Ist die Liquidation abgeschlossen oder hat die Gesellschaft ohne Liquidation geendet, besteht die Möglichkeit, Feststellungsbescheide weiterhin unter den Voraussetzungen des § 183 Abs. 3 AO einem gemeinsamen Empfangsbevollmächtigten bekannt zu geben. Es kann aber im Einzelfall pflichtgemäßer Ermessensausübung entsprechen, einen Feststellungsbescheid jedem Gesellschafter bekanntzugeben, z.B. wenn Meinungsverschiedenheiten zwischen den Beteiligten und den Empfangsbevollmächtigten bekannt sind oder bereits längere Zeit verstrichen ist.
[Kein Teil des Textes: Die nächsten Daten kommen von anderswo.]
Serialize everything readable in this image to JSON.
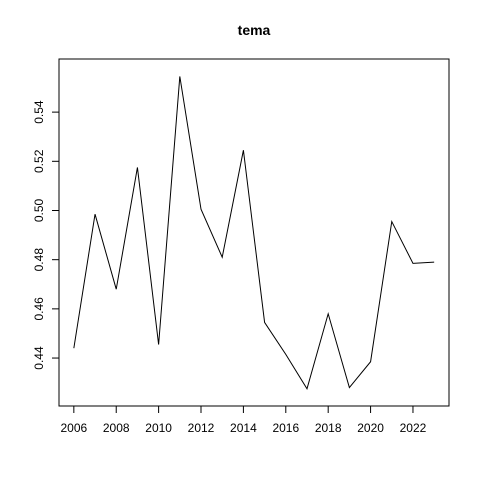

Während einer Liquidation kann auch, wenn ein gemeinsam bestellter Empfangsbevollmächtigter nicht vorhanden ist, von der Regelung des § 183 Abs. 1 Satz 2 AO Gebrauch gemacht werden. Danach gilt der Liquidator als Empfangsbevollmächtigter. Im Falle einer Nachtragsliquidation kann jedoch nach § 183 Abs. 1 Satz 2 AO nicht verfahren werden (vgl. BStBl 1986 II S. 477). Gleiches gilt im Falle der Tz. 1.3.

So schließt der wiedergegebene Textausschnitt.